= Francine Frankel =

American political scientist

Francine R. Frankel (born 1935) is founding director of the Center for the Advanced Study of India and Professor of Political Science at the University of Pennsylvania. An authority on India's politics, economics and foreign policy, she spent Academic Year 2006-07 at the Woodrow Wilson Center for International Scholars completing a book on U.S. and India foreign policy using declassified documents and archival sources.

== Education and career ==
Frankel received her PhD from the University of Chicago in 1965, after completing her Masters from the Johns Hopkins University School of Advanced International Studies in 1958. Additionally, Frankel has been a research scholar at the Nehru Memorial Museum and Library and the Delhi School of Economics in New Delhi, The Institute for Advanced Study in Princeton, and Princeton University.

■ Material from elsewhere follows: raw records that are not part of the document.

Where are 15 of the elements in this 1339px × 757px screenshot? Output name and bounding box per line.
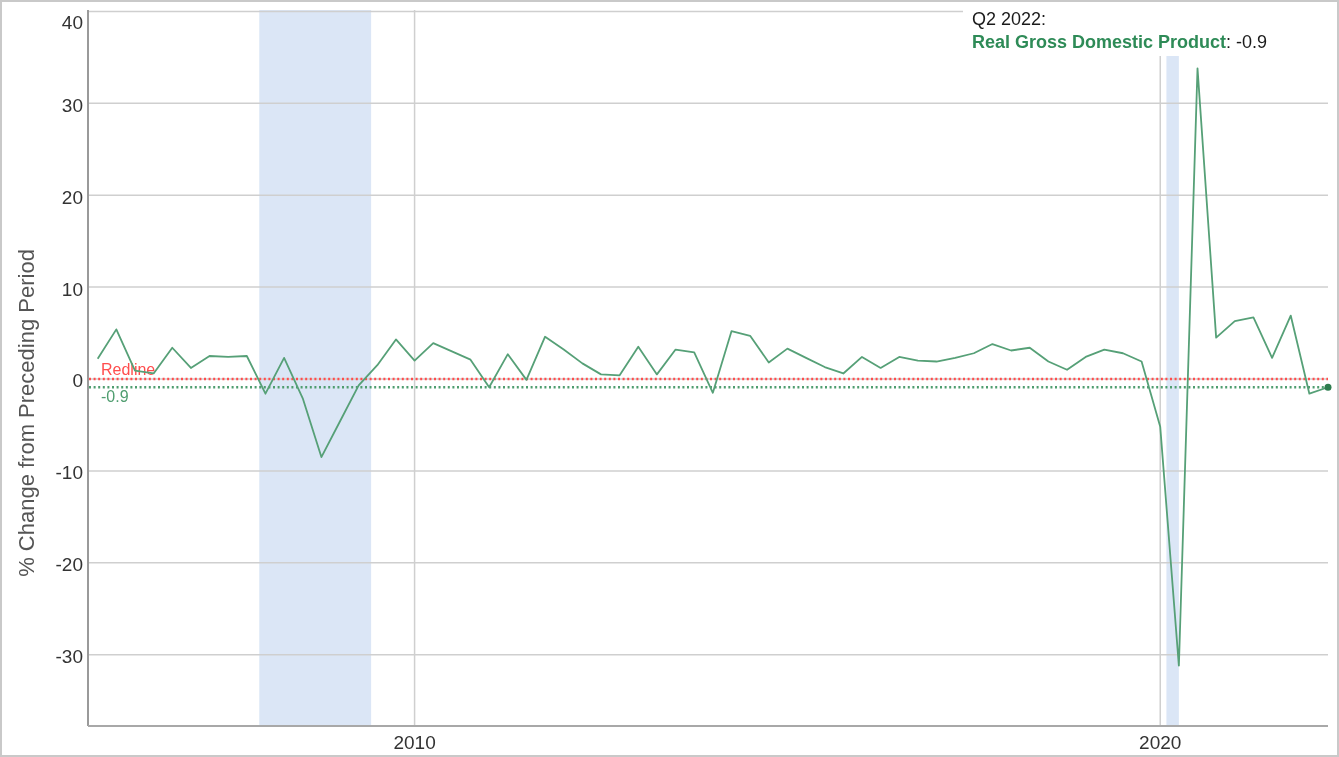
y-tick-label: -20 — [55, 554, 83, 576]
x-tick-label: 2010 — [393, 731, 436, 753]
highlighted-point — [1324, 383, 1332, 391]
tooltip-date: Q2 2022: — [972, 8, 1047, 31]
y-tick-label: 40 — [61, 11, 83, 33]
reference-line-label: -0.9 — [101, 388, 129, 406]
y-tick-label: -30 — [55, 646, 83, 668]
y-tick-label: 10 — [61, 278, 83, 300]
y-tick-label: -10 — [55, 462, 83, 484]
x-tick-label: 2020 — [1139, 731, 1182, 753]
y-axis-title: % Change from Preceding Period — [13, 249, 39, 577]
y-tick-label: 30 — [61, 94, 83, 116]
y-tick-label: 0 — [72, 370, 83, 392]
y-tick-label: 20 — [61, 186, 83, 208]
tooltip-value: Real Gross Domestic Product: -0.9 — [972, 31, 1268, 54]
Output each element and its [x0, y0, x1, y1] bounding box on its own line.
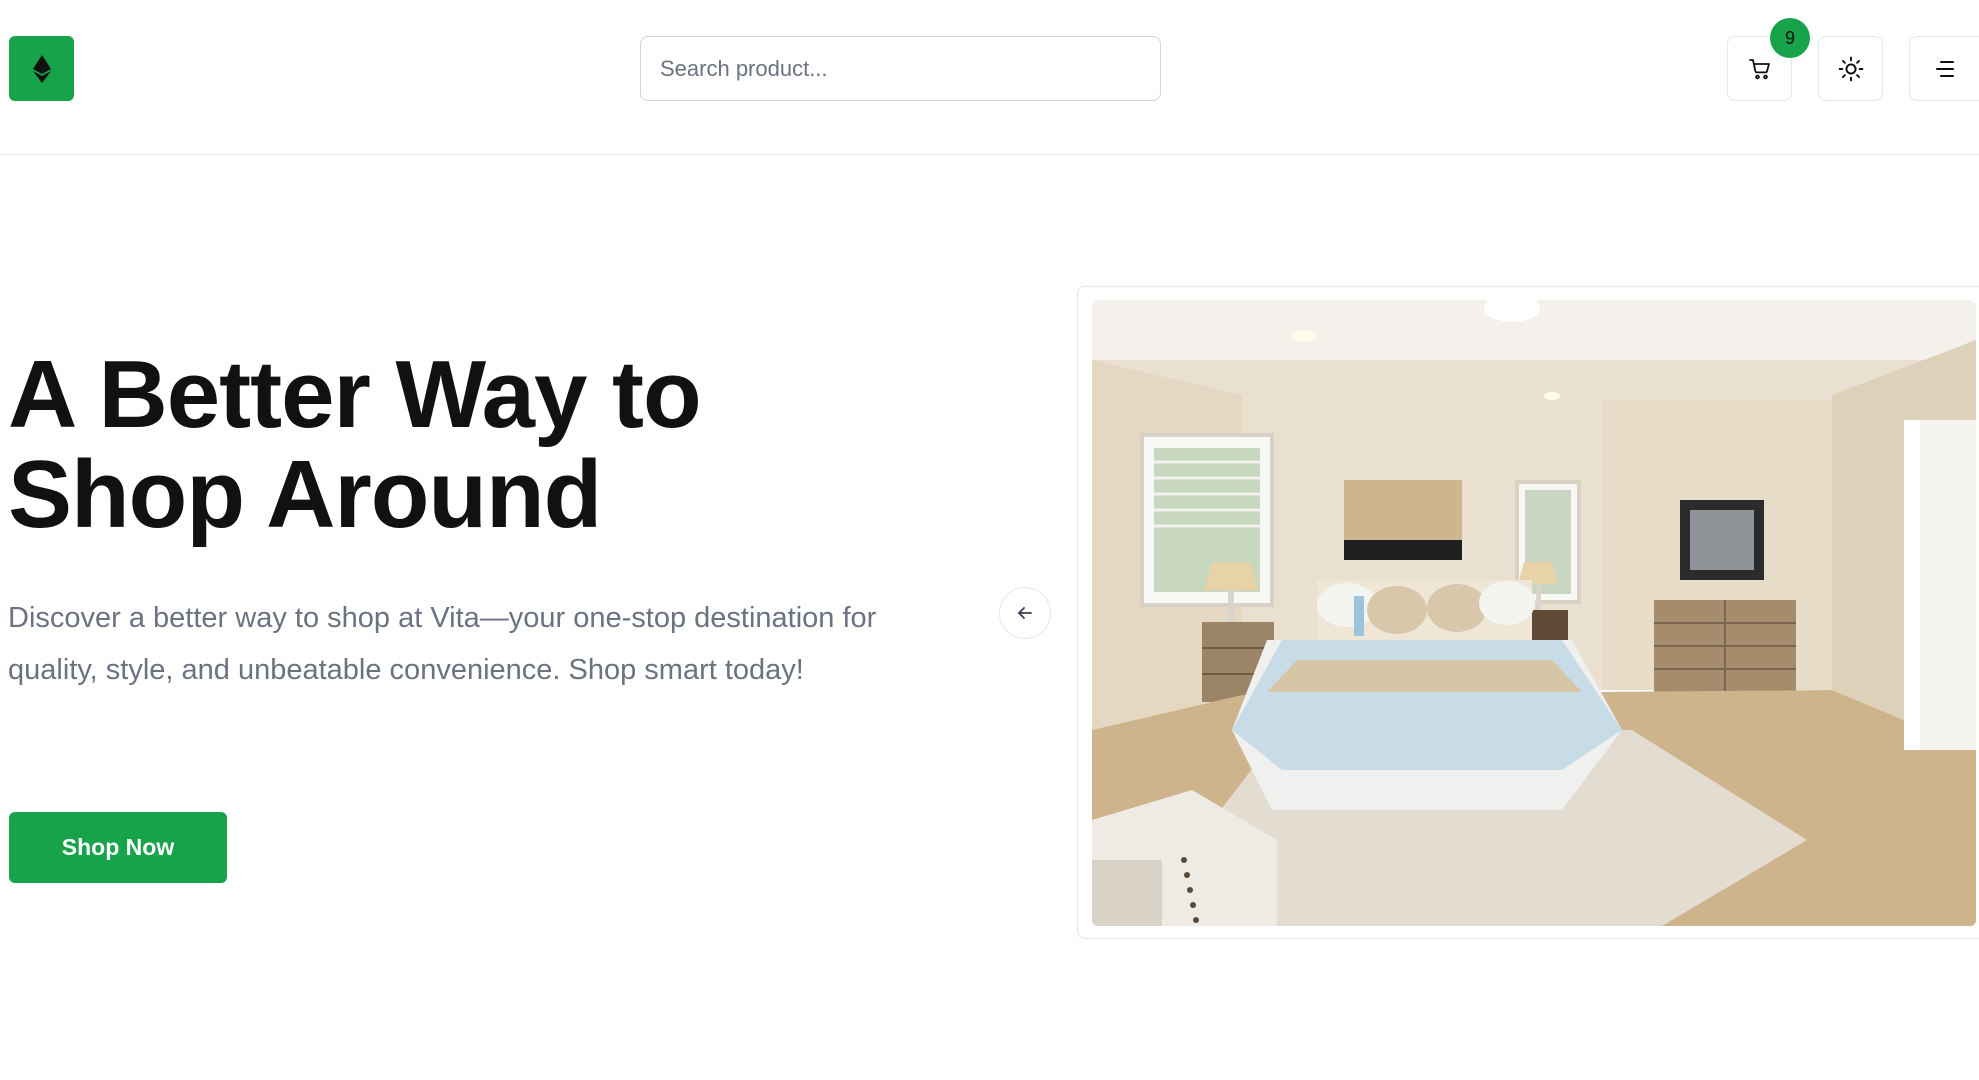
cart-count-badge: 9 — [1770, 18, 1810, 58]
cart-icon — [1748, 58, 1770, 79]
hero-title: A Better Way to Shop Around — [8, 345, 908, 545]
bedroom-photo — [1092, 300, 1976, 926]
carousel-prev-button[interactable] — [999, 587, 1051, 639]
hero-title-line-1: A Better Way to — [8, 341, 702, 448]
ethereum-diamond-icon — [32, 54, 51, 83]
hero-title-line-2: Shop Around — [8, 441, 602, 548]
menu-icon — [1935, 60, 1954, 77]
arrow-left-icon — [1018, 607, 1032, 619]
hero-description: Discover a better way to shop at Vita—yo… — [8, 602, 877, 686]
logo-button[interactable] — [9, 36, 74, 101]
hero-carousel — [1077, 286, 1979, 939]
site-header: 9 — [0, 0, 1979, 155]
shop-now-button[interactable]: Shop Now — [9, 812, 227, 883]
search-input[interactable] — [640, 36, 1161, 101]
theme-toggle-button[interactable] — [1818, 36, 1883, 101]
sun-icon — [1838, 56, 1863, 81]
menu-button[interactable] — [1909, 36, 1979, 101]
carousel-slide[interactable] — [1092, 300, 1976, 926]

In 1992, Frankel founded the Center for the Advanced Study of India, the only academic research center in the United States for the study of India. The Center collaborates with other institutions in the US, India and elsewhere to carry out its goal of nurturing a new generation of scholars across disciplines and providing a forum for dialogue among the academic, business and foreign policy communities.

==Books==
===Written===
- Frankel, Francine (1971) India's green revolution: Economic gains and political costs, Princeton University Press.
- Frankel, Francine (1978) India's Political Economy, 1947-1977: The Gradual Revolution, Princeton Univ Press.
- Frankel, Francine (1995) The Nonproliferation Treaty, University Press of America.
- Frankel, Francine (2005) India's Political Economy 1947-2004: The Gradual Revolution, 2nd Edition, Oxford University Press.
- Frankel, Francine (2006) India's Political Economy, Oxford University Press.
- Frankel, Francine (2020) When Nehru Looked East, Oxford University Press.

===Edited===
- Frankel, Francine; Rao, M.S.A. (1990) Dominance and State Power in Modern India: Decline of a Social Order, Volume 1, Oxford University Press.
- Frankel, Francine; Rao, M.S.A. (1990) Dominance and State Power in Modern India: Decline of a Social Order, Volume 2, Oxford University Press.
- Frankel, Francine; Hasan Zoya; Bhargava, Rajeev, Arora, Balveer (2002) Transforming India: Social and Political Dynamics of Democracy, Oxford University Press, 2002.
- Frankel, Francine; Harding, Harry (2004) The India-China Relationship: What the United States Needs to Know, Columbia University Press.